Q. As an employer are you finding any skills gaps in the market?

As a small office with very little turnover, that hasn’t been an issue for us.

Q. How did your strategy develop in the context of the banking crisis and economic crisis?

Our sources of income fell significantly so we had to be even more conscious of our expenditure. We have a strong policy of having reserves in place to be able to cater for those occurrences, so that provided a comfort. It also prompted us to look at our strategy and at what we are trying to achieve for our members.

Q. How will Brexit affect you, or have you started to feel the effects already?

It is difficult to tell at this point. We do have a number of UK-based members, mostly investment managers, who will presumably still want to do business in Ireland.

Q. How do you define success and what drives you to succeed?

Success is making a difference on behalf of our members and that drives all of our work. At a personal level, knowing you have done your absolute best is important.

Q. What’s the best advice you’ve been given, or would give, in business?

Be confident in what you know but be confident enough to say when you don’t. Things will go wrong from time to time, admit it, fix it, learn and move on.

Q. What have been your highlights in business over the past year?

Running events that our members consistently learn from and enjoy attending is very satisfying. Inputting in policy issues is also crucial, although the results of that can often take much longer to be seen.

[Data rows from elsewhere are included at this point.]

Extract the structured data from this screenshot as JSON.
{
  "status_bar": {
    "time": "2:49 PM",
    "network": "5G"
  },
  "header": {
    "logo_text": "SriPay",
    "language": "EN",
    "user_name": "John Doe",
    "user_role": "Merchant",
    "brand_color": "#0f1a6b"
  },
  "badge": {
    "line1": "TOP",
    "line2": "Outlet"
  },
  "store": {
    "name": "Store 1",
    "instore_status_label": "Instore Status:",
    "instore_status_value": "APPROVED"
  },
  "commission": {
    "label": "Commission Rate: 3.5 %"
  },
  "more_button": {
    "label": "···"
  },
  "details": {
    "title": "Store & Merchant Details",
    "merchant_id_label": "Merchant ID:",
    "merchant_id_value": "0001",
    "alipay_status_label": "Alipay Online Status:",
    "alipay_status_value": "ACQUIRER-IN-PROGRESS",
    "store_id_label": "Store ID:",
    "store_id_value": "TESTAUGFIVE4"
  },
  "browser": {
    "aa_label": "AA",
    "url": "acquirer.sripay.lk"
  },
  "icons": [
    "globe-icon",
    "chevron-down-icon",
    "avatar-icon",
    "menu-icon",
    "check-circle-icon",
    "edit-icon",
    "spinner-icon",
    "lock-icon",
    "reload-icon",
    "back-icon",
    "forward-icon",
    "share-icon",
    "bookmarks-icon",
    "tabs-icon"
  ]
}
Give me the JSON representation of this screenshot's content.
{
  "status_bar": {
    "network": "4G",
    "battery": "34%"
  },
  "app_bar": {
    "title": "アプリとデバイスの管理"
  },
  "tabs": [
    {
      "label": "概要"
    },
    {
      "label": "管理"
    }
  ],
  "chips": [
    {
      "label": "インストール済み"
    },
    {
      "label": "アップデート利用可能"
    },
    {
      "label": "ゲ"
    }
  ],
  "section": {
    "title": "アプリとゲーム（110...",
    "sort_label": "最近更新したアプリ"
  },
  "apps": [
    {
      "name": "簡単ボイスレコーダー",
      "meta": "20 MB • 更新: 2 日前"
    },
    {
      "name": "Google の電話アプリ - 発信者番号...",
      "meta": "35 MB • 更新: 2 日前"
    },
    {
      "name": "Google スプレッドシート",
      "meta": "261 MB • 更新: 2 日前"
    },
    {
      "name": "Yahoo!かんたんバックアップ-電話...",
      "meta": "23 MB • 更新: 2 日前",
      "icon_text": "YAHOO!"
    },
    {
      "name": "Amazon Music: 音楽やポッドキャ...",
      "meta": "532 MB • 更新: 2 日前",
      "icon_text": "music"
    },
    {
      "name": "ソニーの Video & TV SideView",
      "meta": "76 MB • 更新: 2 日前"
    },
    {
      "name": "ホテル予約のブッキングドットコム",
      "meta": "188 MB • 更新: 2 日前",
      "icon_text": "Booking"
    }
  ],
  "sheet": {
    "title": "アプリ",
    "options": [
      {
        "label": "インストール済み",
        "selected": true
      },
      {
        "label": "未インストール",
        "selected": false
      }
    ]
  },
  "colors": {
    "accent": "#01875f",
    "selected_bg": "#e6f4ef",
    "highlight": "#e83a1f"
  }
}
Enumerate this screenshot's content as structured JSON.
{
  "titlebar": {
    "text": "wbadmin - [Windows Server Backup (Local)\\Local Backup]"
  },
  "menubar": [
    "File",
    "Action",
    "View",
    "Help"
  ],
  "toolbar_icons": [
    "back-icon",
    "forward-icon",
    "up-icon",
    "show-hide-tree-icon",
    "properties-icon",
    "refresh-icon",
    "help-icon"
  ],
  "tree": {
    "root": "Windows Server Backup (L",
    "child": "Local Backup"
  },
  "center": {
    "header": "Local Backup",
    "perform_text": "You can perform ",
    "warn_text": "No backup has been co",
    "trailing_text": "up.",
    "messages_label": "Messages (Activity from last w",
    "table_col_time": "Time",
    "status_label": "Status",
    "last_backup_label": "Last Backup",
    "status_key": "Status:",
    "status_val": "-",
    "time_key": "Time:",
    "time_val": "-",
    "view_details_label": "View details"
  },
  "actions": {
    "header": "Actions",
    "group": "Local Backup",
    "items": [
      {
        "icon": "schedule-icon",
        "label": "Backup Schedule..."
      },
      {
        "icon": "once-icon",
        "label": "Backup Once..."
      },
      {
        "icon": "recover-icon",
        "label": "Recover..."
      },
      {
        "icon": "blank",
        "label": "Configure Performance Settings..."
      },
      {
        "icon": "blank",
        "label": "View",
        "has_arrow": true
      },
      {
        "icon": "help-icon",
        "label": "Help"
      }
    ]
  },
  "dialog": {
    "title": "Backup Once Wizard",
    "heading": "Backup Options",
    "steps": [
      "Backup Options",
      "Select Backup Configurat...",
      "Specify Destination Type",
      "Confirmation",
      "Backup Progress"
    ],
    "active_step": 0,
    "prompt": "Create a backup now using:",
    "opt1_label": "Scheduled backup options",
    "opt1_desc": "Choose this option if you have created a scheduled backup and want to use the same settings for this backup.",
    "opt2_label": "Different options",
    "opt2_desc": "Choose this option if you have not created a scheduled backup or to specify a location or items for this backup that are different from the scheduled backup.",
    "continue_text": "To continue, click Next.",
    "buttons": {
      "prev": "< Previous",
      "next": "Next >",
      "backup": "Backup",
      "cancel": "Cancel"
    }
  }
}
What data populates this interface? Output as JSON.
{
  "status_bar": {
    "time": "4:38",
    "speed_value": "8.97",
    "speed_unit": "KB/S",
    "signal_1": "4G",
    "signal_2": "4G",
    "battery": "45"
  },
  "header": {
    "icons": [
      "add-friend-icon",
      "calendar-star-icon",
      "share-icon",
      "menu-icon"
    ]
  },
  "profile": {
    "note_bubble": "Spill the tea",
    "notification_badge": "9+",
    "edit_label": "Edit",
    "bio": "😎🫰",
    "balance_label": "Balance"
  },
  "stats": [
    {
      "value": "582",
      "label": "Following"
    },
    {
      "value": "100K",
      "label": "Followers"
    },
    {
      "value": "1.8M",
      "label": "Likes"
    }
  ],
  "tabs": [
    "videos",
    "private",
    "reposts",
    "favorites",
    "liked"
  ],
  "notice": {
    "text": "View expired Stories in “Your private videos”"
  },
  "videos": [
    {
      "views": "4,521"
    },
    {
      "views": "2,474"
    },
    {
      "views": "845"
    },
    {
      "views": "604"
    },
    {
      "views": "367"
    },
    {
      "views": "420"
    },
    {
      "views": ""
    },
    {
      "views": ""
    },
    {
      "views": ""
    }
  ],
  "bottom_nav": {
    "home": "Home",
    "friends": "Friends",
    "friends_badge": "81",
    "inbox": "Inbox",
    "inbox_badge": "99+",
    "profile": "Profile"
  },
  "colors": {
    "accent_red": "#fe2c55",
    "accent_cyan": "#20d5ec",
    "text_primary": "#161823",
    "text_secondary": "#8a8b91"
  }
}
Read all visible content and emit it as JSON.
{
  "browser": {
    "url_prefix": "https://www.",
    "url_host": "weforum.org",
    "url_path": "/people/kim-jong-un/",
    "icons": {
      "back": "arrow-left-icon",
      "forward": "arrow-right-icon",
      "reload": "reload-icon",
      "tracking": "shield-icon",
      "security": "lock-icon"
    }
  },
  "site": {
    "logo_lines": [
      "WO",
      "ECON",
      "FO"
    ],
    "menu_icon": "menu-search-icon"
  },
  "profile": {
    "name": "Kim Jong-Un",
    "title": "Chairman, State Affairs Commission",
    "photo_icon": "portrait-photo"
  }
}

Q. What’s next for your company?

To some extent, more of the same. We are looking at how we can broaden our membership base and highlight to pension schemes and trustees the benefits of becoming members of the IAPF. To do this we will continue to focus on educational events and the ability to share with and learn from other trustees.

Q. What opportunities or plans for growth do you see in 2018?

We see some opportunity to grow our membership. That in turn may allow us to expand the services we can offer to them.

Q. Where do you want your business/brand to be this time next year?

We would like to have a bigger overall membership who are happy with the work we do on their behalf. We also would like to be in the middle of the debate on the radical pension reform that needs to take place.